George Gershwin (September 26, 1898 – July 11, 1937) was an American composer, pianist, and conductor . His work ranges from cultured music to jazz. He is considered the initiator of the US musical. Gershwin’s compositions spanned the blues and classical music genres, and his most popular tunes are widely known. Among his best known works are the orchestral compositions Rhapsody in Blue (1924), An American in Paris (1928) and Porgy and Bess (1935).
15° Glenn Miller – In the mood
In the Mood was arranged in 1939 by Joe Garland, saxophonist of Louis Armstrong, has a very accelerated rhythm. It belongs to the jazz genre. Also composed with help from great American composers for the Army fighting in World War II. In the mood became famous (Grammy Hall of Fame in 1983) thanks to the cover of the Glenn Miller orchestra of 1939.
Alton Glenn Miller (March 1, 1904 – December 15, 1944) was an American trombonist, conductor, and composer. He was one of the best known jazz musicians and conductors of the swing era, and author of jazz songs, famous pieces such as Moonlight Serenade of 1939. Three Grammy Hall of Fame awards (1983, 1991 and 1996), were awarded to his engravings.[1] His arrangements also brought songs by other composers to fame, such as In the Mood.
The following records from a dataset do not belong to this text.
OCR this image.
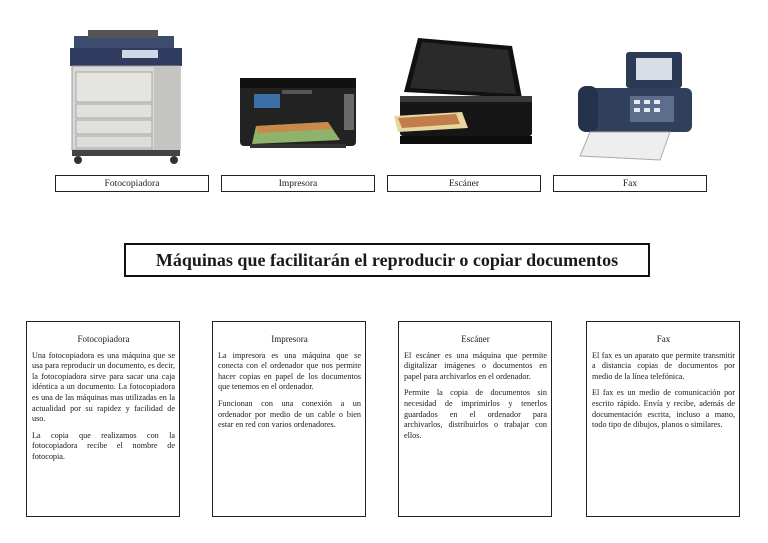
Fotocopiadora	Impresora	Escáner	Fax
Máquinas que facilitarán el reproducir o copiar documentos
Fotocopiadora

Una fotocopiadora es una máquina que se usa para reproducir un documento, es decir, la fotocopiadora sirve para sacar una caja idéntica a un documento. La fotocopiadora es una de las máquinas mas utilizadas en la actualidad por su rapidez y facilidad de uso.

La copia que realizamos con la fotocopiadora recibe el nombre de fotocopia.

Impresora

La impresora es una máquina que se conecta con el ordenador que nos permite hacer copias en papel de los documentos que tenemos en el ordenador.

Funcionan con una conexión a un ordenador por medio de un cable o bien estar en red con varios ordenadores.

Escáner

El escáner es una máquina que permite digitalizar imágenes o documentos en papel para archivarlos en el ordenador.

Permite la copia de documentos sin necesidad de imprimirlos y tenerlos guardados en el ordenador para archivarlos, distribuirlos o trabajar con ellos.

Fax

El fax es un aparato que permite transmitir a distancia copias de documentos por medio de la línea telefónica.

El fax es un medio de comunicación por escrito rápido. Envía y recibe, además de documentación escrita, incluso a mano, todo tipo de dibujos, planos o similares.
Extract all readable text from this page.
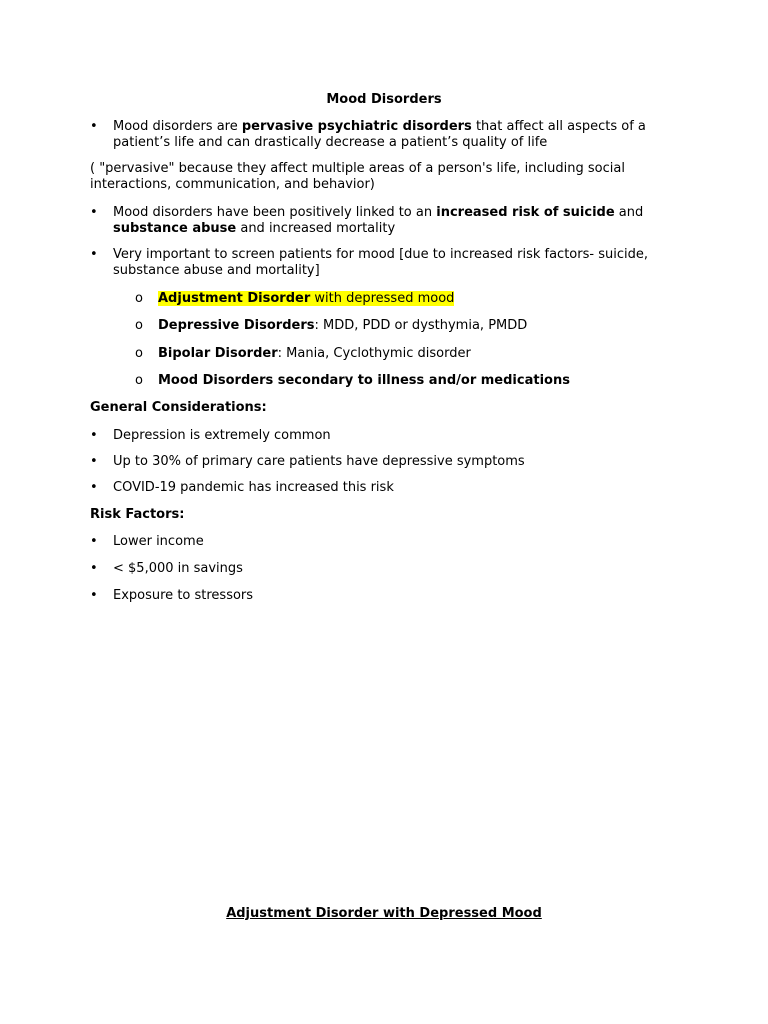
Mood Disorders
•	Mood disorders are pervasive psychiatric disorders that affect all aspects of a patient’s life and can drastically decrease a patient’s quality of life
( "pervasive" because they affect multiple areas of a person's life, including social interactions, communication, and behavior)
•	Mood disorders have been positively linked to an increased risk of suicide and substance abuse and increased mortality
•	Very important to screen patients for mood [due to increased risk factors- suicide, substance abuse and mortality]
o Adjustment Disorder with depressed mood
o Depressive Disorders: MDD, PDD or dysthymia, PMDD
o Bipolar Disorder: Mania, Cyclothymic disorder
o Mood Disorders secondary to illness and/or medications
General Considerations:
•	Depression is extremely common
•	Up to 30% of primary care patients have depressive symptoms
•	COVID-19 pandemic has increased this risk
Risk Factors:
•	Lower income
•	< $5,000 in savings
•	Exposure to stressors
Adjustment Disorder with Depressed Mood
14° Herbie Hancock – Cantaloupe Island
Herbert Jeffrey “Herbie” Hancock (born April 12, 1940) is an American jazz, fusion and funk composer, keyboardist, and actor .
13° John Coltrane – Blue train
Blue Train is a sextet album by John Coltrane . All of the jazz songs were composed by Coltrane, with the exception of I’m Old Fashioned, by Jerome Kern and Johnny Mercer. The album’s title track, a melancholic minor-key blues contains a solo by Coltrane that is considered one of his best.